Situations in which a Data Vault has added value

  1. From the point of view of compliance and traceability, a Data Vault can offer added value. After all, there is an accurate record of when a data element enters the DWH environment from which source system.
  2. When the structure of source systems changes frequently to very frequently, or the organization operates in a very dynamic environment, a Data Vault can offer added value.
  3. When a lot of accountability information needs to be generated with fixed reports. A so-called Business Data Vault (which has the role of CDW) can then suffice, without data marts, in which only correct data is loaded. The BI tool retrieves these directly from the Business Data Vault.

Responses

Joel Wittenmyer wrote on 2017-09-22 - 15:09:

Daan,
4 years later, I’m wondering if your outlook on Data Vault has changed.

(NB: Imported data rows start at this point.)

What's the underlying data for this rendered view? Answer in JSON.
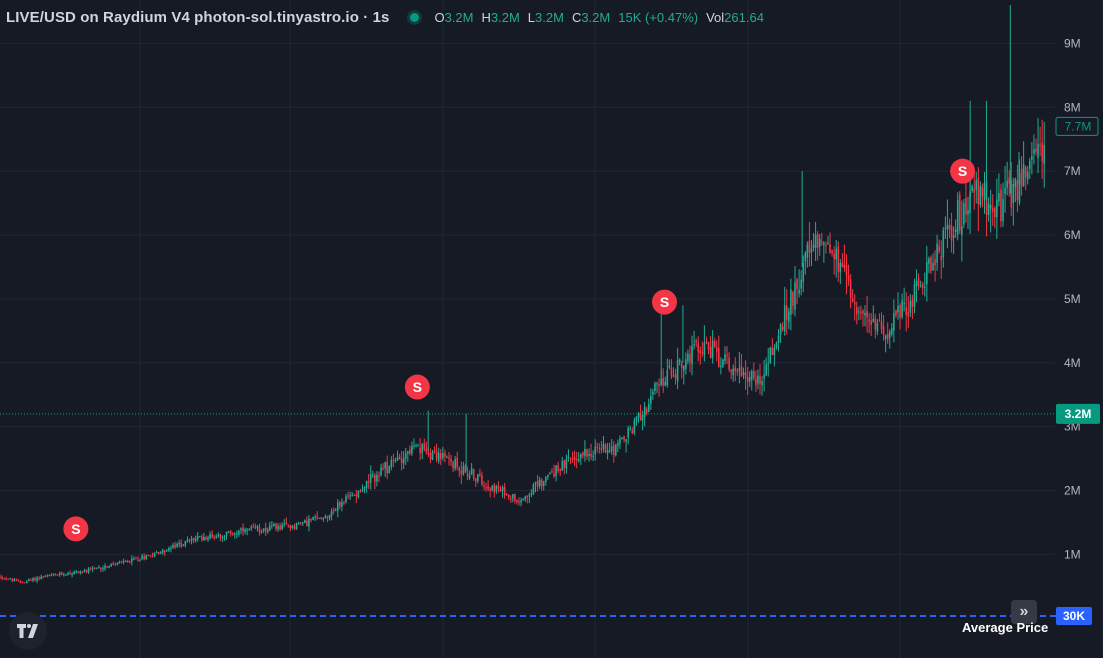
{
  "header": {
    "symbol": "LIVE/USD on Raydium V4 photon-sol.tinyastro.io · 1s",
    "o_key": "O",
    "o_val": "3.2M",
    "h_key": "H",
    "h_val": "3.2M",
    "l_key": "L",
    "l_val": "3.2M",
    "c_key": "C",
    "c_val": "3.2M",
    "change": "15K (+0.47%)",
    "vol_key": "Vol",
    "vol_val": "261.64"
  },
  "colors": {
    "background": "#161a25",
    "grid": "#232734",
    "up": "#22ab94",
    "down": "#f23645",
    "marker": "#f23645",
    "average_line": "#2962ff",
    "current_price": "#089981"
  },
  "chart_data": {
    "type": "candlestick",
    "title": "",
    "y_axis": {
      "ticks": [
        1000000,
        2000000,
        3000000,
        4000000,
        5000000,
        6000000,
        7000000,
        8000000,
        9000000
      ],
      "tick_labels": [
        "1M",
        "2M",
        "3M",
        "4M",
        "5M",
        "6M",
        "7M",
        "8M",
        "9M"
      ],
      "range": [
        0,
        9600000
      ]
    },
    "grid": true,
    "close_trend": [
      [
        0,
        650000
      ],
      [
        2,
        560000
      ],
      [
        4,
        650000
      ],
      [
        6,
        700000
      ],
      [
        8,
        740000
      ],
      [
        10,
        820000
      ],
      [
        12,
        900000
      ],
      [
        15,
        1050000
      ],
      [
        18,
        1250000
      ],
      [
        21,
        1320000
      ],
      [
        24,
        1400000
      ],
      [
        27,
        1450000
      ],
      [
        30,
        1600000
      ],
      [
        33,
        2000000
      ],
      [
        36,
        2400000
      ],
      [
        38,
        2650000
      ],
      [
        40,
        2600000
      ],
      [
        43,
        2300000
      ],
      [
        46,
        2000000
      ],
      [
        48,
        1850000
      ],
      [
        51,
        2300000
      ],
      [
        54,
        2600000
      ],
      [
        57,
        2700000
      ],
      [
        58,
        2900000
      ],
      [
        61,
        3700000
      ],
      [
        63,
        4000000
      ],
      [
        65,
        4300000
      ],
      [
        67,
        4000000
      ],
      [
        70,
        3700000
      ],
      [
        72,
        4500000
      ],
      [
        74,
        5500000
      ],
      [
        76,
        6000000
      ],
      [
        78,
        5300000
      ],
      [
        80,
        4600000
      ],
      [
        82,
        4550000
      ],
      [
        84,
        5000000
      ],
      [
        86,
        5600000
      ],
      [
        88,
        6200000
      ],
      [
        90,
        6700000
      ],
      [
        92,
        6400000
      ],
      [
        94,
        6800000
      ],
      [
        96,
        7400000
      ]
    ],
    "wick_spikes": [
      [
        39.5,
        3250000
      ],
      [
        43,
        3200000
      ],
      [
        61,
        5000000
      ],
      [
        63,
        4900000
      ],
      [
        74,
        7000000
      ],
      [
        89.5,
        8100000
      ],
      [
        91,
        8100000
      ],
      [
        93.2,
        9600000
      ],
      [
        94,
        7300000
      ]
    ],
    "sell_markers": [
      {
        "x": 7,
        "label": "S",
        "y": 1400000
      },
      {
        "x": 38.5,
        "label": "S",
        "y": 3620000
      },
      {
        "x": 61.3,
        "label": "S",
        "y": 4950000
      },
      {
        "x": 88.8,
        "label": "S",
        "y": 7000000
      }
    ],
    "current_price": {
      "label": "7.7M",
      "value": 7700000
    },
    "last_price": {
      "label": "3.2M",
      "value": 3200000
    },
    "average_price": {
      "label": "Average Price",
      "value": 30000,
      "value_label": "30K"
    }
  }
}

Downes Simon wrote on 2021-03-07 - 15:03:

What are your thoughts on Data Vault now? Given so many advances recently, Delta Lake for example, is there a need to do up front modelling such as DV?

Daan van Beek wrote on 2023-08-31 - 14:08:

I wasn’t a fan of the Data Vault anyway because it’s a huge burden on a BI project where you just want to give valuable insights to the users and to improve decision making on a daily basis. With new technology available now, like Microsoft Fabric, I’m even more against it. You need very good arguments to defend such a data modelling technique and extra component in your BI architecture.